What would be the position of adjustment of tax liabilities against excessive payment of advance tax? Does it mean that there will be point-blank refusal to adjust such payments on the grounds that they are not related to the immediately succeeding year but a subsequent one? Suppose if a deduction of tax is made from payment of a future contract (assuming it does not fall in the presumptive tax regime) to be executed after two years, the taxpayer has no right to claim its credit after a lapse of two years and must take credit in the year in which the deduction is made? What would be the position if instead of income he incurs loss in a return filed two years later? How would he justify his entitlement to the refund?

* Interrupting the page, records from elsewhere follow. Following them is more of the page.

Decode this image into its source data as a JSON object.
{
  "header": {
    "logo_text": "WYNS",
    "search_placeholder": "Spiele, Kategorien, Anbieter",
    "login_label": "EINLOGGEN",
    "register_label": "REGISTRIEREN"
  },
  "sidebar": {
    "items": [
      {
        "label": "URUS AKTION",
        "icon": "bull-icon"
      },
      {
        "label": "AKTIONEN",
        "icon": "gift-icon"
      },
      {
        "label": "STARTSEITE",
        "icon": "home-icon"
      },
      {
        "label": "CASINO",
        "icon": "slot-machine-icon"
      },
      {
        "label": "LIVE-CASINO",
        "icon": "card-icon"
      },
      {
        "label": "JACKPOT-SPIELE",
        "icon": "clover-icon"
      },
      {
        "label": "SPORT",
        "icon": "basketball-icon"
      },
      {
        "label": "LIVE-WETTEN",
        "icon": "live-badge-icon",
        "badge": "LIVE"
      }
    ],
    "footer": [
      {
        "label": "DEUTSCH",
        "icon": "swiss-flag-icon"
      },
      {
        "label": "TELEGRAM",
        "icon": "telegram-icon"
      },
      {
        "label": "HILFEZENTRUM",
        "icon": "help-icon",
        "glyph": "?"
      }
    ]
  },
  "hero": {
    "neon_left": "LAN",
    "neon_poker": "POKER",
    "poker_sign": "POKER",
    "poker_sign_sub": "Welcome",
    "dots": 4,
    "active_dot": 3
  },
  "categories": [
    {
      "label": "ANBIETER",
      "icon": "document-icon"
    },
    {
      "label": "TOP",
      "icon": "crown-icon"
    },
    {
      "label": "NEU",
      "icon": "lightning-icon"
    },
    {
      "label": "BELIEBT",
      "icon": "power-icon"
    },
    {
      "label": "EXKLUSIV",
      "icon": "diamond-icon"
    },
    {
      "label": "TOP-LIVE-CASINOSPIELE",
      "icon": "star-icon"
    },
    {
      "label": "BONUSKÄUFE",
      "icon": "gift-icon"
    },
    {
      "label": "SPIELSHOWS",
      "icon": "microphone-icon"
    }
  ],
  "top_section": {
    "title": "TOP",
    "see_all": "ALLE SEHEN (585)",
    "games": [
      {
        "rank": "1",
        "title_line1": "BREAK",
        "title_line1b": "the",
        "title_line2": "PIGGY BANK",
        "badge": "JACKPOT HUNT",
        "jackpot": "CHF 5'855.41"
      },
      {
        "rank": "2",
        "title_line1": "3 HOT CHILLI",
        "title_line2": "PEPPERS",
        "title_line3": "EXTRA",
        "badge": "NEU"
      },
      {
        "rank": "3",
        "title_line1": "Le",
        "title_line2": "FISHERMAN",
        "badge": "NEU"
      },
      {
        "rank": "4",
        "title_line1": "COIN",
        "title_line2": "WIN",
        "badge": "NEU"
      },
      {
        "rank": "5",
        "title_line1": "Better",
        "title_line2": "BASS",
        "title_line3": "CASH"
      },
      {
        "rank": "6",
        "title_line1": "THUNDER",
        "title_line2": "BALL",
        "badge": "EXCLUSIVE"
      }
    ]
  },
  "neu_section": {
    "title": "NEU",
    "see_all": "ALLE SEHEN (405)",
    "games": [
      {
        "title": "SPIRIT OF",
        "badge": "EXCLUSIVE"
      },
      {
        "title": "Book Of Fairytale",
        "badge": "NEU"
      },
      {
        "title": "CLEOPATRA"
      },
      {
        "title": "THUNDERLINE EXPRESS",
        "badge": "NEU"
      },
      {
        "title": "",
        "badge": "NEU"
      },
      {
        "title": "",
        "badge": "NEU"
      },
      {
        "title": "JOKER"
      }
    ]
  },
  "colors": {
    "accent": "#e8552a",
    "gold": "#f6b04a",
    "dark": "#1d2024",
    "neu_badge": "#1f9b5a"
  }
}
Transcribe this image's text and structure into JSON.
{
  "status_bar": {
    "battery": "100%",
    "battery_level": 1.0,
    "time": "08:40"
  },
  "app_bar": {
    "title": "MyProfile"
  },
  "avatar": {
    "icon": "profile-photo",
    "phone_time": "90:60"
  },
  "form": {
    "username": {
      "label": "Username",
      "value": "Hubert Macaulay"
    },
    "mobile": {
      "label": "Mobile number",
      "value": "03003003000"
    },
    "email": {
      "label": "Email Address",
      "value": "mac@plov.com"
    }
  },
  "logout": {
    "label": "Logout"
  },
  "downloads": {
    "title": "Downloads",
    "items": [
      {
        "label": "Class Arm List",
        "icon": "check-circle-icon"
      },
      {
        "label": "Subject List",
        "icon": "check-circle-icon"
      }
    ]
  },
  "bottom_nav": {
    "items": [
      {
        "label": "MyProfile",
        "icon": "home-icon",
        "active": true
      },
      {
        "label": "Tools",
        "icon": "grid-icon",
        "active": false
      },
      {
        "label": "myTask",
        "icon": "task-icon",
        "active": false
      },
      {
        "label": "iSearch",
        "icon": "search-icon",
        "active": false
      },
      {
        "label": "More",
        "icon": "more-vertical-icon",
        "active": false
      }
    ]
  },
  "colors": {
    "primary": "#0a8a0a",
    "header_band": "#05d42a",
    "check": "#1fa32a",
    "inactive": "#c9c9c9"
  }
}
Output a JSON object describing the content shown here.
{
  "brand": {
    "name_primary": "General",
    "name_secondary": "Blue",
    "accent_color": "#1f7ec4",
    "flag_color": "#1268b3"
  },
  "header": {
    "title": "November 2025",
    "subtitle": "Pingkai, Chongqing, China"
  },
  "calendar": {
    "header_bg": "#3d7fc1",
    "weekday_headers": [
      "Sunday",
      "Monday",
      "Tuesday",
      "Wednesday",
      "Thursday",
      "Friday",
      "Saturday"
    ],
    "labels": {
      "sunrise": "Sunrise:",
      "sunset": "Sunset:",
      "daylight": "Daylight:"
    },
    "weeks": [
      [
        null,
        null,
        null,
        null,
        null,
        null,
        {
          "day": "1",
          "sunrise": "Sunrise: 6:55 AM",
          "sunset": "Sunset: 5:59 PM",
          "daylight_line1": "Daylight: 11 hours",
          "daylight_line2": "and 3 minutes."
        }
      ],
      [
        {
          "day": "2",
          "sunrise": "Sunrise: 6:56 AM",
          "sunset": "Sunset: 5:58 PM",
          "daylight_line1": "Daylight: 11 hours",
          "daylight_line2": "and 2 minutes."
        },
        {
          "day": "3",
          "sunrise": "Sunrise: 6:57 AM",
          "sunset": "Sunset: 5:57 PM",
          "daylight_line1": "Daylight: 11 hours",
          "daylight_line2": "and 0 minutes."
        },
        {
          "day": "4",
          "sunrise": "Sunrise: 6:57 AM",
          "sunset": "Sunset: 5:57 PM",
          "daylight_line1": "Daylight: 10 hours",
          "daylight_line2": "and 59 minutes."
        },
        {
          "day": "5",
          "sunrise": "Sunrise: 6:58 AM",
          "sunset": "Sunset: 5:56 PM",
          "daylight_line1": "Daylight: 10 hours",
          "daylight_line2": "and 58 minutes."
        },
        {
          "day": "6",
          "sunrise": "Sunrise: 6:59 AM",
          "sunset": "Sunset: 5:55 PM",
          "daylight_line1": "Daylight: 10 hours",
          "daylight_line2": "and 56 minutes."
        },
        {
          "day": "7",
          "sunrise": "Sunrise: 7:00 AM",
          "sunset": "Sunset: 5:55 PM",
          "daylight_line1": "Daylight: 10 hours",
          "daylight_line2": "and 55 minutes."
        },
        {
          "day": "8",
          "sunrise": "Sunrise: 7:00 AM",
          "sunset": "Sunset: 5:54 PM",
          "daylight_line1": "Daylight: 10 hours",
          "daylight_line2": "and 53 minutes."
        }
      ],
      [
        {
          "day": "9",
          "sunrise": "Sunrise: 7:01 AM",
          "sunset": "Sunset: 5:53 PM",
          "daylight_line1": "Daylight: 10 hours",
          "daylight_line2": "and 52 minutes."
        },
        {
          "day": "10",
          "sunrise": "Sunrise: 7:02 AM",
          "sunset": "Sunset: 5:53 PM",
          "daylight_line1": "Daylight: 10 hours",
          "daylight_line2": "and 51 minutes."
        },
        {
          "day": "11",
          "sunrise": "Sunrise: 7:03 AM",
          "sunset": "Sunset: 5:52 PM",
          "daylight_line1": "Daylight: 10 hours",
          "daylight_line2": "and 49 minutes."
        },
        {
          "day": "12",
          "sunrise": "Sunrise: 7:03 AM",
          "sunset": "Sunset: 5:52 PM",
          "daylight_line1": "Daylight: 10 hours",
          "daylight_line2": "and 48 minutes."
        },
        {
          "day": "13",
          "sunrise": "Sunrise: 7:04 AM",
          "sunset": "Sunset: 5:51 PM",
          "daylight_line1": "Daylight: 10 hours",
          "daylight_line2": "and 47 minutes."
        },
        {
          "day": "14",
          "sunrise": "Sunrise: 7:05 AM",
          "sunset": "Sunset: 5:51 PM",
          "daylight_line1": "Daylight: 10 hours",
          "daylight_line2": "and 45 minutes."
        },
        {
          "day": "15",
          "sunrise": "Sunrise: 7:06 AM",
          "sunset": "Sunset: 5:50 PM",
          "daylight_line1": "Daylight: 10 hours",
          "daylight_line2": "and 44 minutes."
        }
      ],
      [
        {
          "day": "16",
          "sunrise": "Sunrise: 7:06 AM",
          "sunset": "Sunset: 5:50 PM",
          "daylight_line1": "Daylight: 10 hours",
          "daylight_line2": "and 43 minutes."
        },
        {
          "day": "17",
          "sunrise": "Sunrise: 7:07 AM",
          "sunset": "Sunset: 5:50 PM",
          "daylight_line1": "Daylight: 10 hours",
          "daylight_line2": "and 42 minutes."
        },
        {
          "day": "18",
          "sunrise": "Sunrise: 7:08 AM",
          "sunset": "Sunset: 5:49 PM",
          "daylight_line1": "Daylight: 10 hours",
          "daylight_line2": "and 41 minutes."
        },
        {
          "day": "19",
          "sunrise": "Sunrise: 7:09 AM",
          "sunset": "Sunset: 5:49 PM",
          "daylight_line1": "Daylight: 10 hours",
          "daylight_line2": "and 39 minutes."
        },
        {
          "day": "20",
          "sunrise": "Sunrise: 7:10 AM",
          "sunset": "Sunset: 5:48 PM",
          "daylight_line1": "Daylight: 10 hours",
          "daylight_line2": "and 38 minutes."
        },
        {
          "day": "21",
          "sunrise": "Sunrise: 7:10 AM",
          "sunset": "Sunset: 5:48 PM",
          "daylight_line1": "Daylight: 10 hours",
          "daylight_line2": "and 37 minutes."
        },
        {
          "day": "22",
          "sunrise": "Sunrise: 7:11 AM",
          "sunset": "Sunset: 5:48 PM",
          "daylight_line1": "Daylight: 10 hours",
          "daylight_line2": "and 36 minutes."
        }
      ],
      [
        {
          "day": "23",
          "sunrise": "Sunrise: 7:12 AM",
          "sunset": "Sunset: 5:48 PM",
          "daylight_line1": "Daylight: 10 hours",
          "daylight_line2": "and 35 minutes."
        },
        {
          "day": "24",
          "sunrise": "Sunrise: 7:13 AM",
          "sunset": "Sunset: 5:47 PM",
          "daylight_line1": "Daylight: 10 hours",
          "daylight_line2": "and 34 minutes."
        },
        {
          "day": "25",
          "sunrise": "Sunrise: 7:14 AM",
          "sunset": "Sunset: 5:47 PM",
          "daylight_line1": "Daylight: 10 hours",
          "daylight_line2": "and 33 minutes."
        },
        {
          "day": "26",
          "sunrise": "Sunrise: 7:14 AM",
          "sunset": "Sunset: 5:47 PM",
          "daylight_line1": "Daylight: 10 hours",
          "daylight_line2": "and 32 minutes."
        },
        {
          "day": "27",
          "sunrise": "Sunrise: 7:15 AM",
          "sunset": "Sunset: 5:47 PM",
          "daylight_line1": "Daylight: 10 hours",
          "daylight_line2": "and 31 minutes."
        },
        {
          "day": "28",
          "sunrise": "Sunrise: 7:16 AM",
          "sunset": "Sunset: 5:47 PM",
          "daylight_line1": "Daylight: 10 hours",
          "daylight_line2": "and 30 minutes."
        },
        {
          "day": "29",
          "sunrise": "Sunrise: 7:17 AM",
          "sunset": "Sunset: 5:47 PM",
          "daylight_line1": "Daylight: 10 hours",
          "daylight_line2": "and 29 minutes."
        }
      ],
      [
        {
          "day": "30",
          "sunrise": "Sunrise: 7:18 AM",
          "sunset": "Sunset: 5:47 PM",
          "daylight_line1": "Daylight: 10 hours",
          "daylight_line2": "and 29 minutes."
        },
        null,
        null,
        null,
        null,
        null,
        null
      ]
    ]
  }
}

The Department has proved again and again that it merely wants to create confusion and utter uncertainty. Their own (mis)understanding about the new Income Tax Law is complicating matters rather than simplifying them. There was nothing in the repealed Ordinance to give rise to such interpretation although even then, we had strongly agitated the amendment in law where credit for advance tax was taken by the Department in the year in which it was received rather than carrying it forward to the relevant assessment year. History is witness that a few high-ups in the bureaucracy serving their own self-interests have played havoc with the income tax law and procedure creating gaping lacunae and unleashing a reign of mismanagement just to show that they have proved ‘more than efficient’ in achieving given targets; or was it to cover up their incompetence?
The writers, tax lawyers and authors of many books, are Adjunct Professors at Lahore University of Management Sciences (LUMS).